Deblozay

Rara Woulib
London Festival of International Theatre and Greenwich + Docklands International Festival
Streets of Greenwich

Deblozay Credit: Rara Woulib

The LIFT brochure describes this performance by Marseilles-based company Rara Woulib as “the most extraordinary funeral procession you will ever attend”.

I am not sure about the “most”—the Virgin Mary’s funeral in Bill Bryden’s production of The Mysteries sticks in memory and in real life what about Princess Diana’s? This certainly doesn’t seem like a funeral but it is definitely a procession, one that processes through the streets and byways of Greenwich, but it is much more than that and earns its place as a piece of international theatre.

The company takes its name from the rara of Haitian musical tradition when people come to gather and parade and it uses the instruments of rara: long metal trumpets called klewons and blown tubes that produce a haunting sound and together with different drums other percussion.

Deblozay is a Creole word that means something like chaos or bedlam but, though their ghoul-like characters disrupt normality and often challenge their follower’s expectations, this is a very carefully thought out event that responds to its environment while still allowing its performers the freedom to improvise in response to individual audience members.

The company keeps its locations secret from its audiences, but, since the only other Greenwich performance is sold out, it won’t be a spoiler to tell you they set of from St Alphege’s Church in the heart of Greenwich.

The performance begins, before the fading of the daylight, with the audience entering the park that was formerly the church’s graveyard. They are greeted by strange noises that could be musical or mechanical coming from the shrubbery. Ahead is billowing smoke, where a black and white clothed woman is sitting.

Gradually it becomes apparent that the whole place is populated with chalk-skinned figures clothed in funereal black and white. They stand on old tombs, atop walls, sit on the swings of a children’s playground, glance this way or that yhou qwill sot them. One picks up a leaf and studies it; another holds a feather, some advance and retreat over the same spot. Over a wall is what could be a burned-out building and there is a matching dereliction about these figures who seem trapped in some limbo.

Close-up, you see their white faces with deep-shadowed eyes sprout delicate decoration. A flourish of fine-lined curlicues cures up from a collar or creeps over a forehead, a cheek carries a complex veining. Their world-weary garments and mournful countenances have beauty as well as sadness. Each you come close to has a different ornamentation to discover.

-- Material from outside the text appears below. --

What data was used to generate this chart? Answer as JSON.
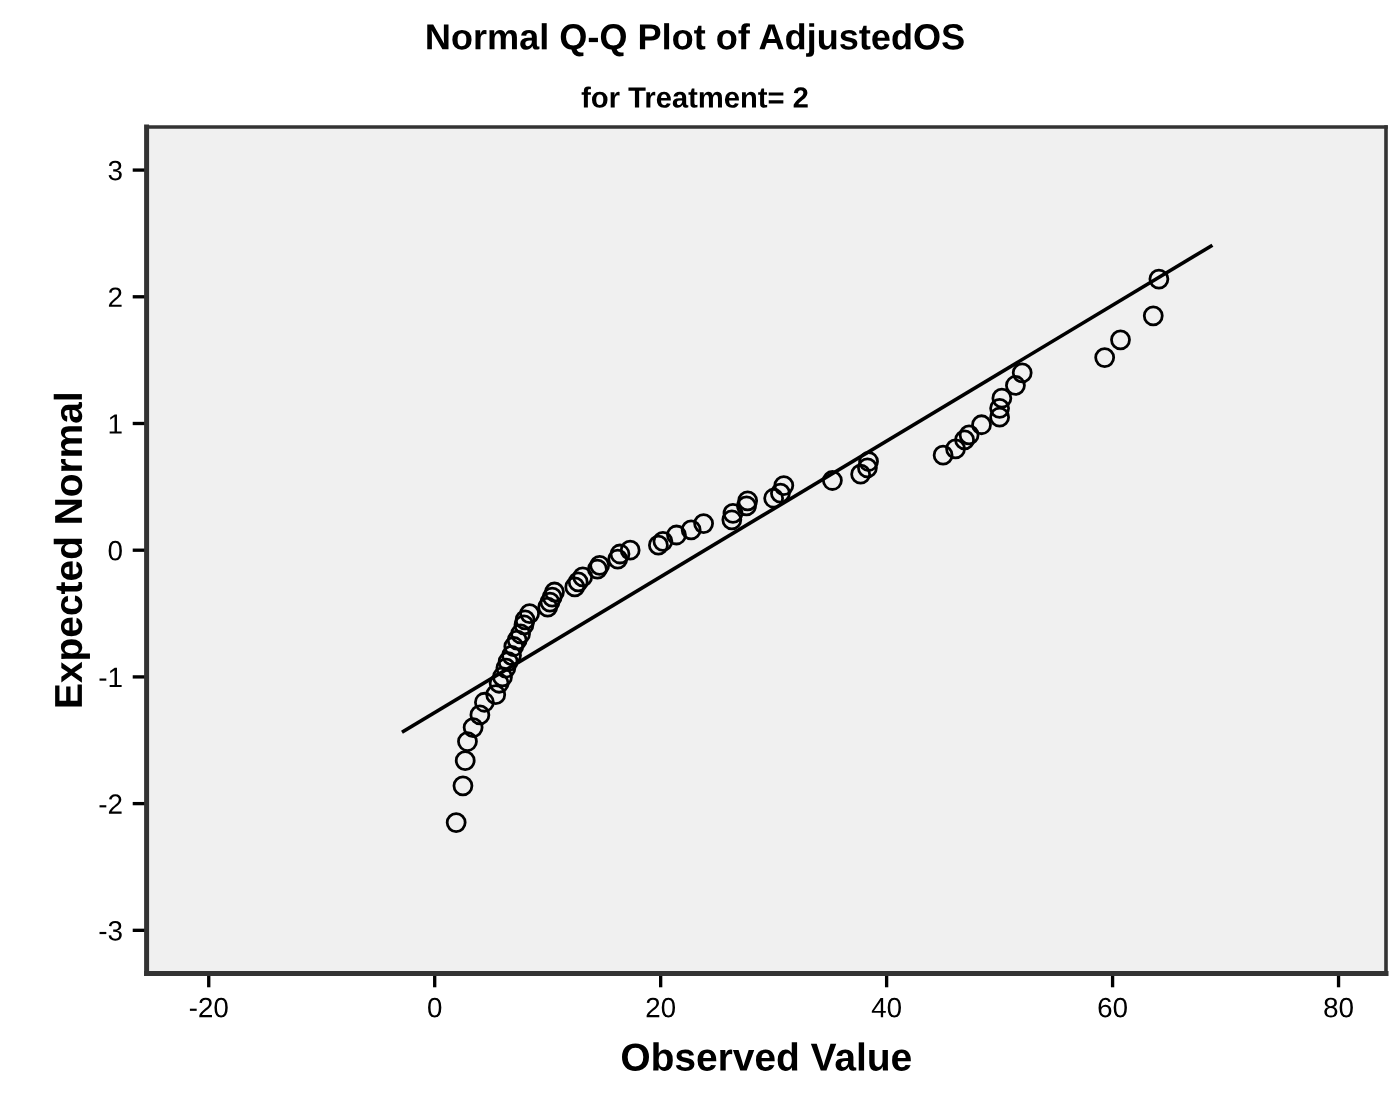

First one then another begins to make soft moaning sounds, a few notes of melody gradually emerging, a cry of “male!” and there is drumming and harmonising and now everyone is moving out onto the streets of Greenwich.

For ninety minutes, they lead their followers first down a narrow lane then onto the highways. Traffic must wait for them, through roads lined with flats where their music is echoed by voices from balconies, along a route where sometimes red flares ahead predict the path.

Suddenly these revenants may turn and rush back through the crowd following, leaving those at the front deserted. Sometimes they will occupy a space where there is room for their followers to encircle them and all be in contact. Even if unable to be close, there is the music, the haunting wind sounds and sometimes just voices, changing tempos sometimes solemn or wistful but often developing dance rhythms, getting faster, and beneath a railway bridge exploiting its acoustic.

Each performer is a different distinctive character, maintained throughout, at times interacting with audience members, that one almost collapsing with exhaustion, this staring into one’s soul with sad eyes.

Turning off the roadway, a path below the railway is lit by the flickering flames of myriad oil lamps. The roar as you cross a bridge over Deptford Creek is not just the trains on the track above but a sound that vibrates below your feet and, looking down, there are more black and white figures in boats on the water and moving on the walls high above it. Along all the route you can see silent figures, on buildings, in open grassy spaces, watching and watched.

For a time, everything halts. Along a long wall below the railway, the performers are strung out and waiting for a signal. When they move on, it is to split the group onto paths either side of a succession of railway arches, then to a sequence of chaos as they dart between and around them before finally emerging on to a roadway again and eventually to a fairy-ring of lights on a greensward where the evening culminates in the performers inviting everyone to dance.

Yes it's a procession, not a play, but it is ninety minutes of total involvement, full of music packed with emotion and characterisations that require actors, not just musicians. It is a piece of theatre fashioned to fit its location but that crosses cultures and continents. I enjoyed it.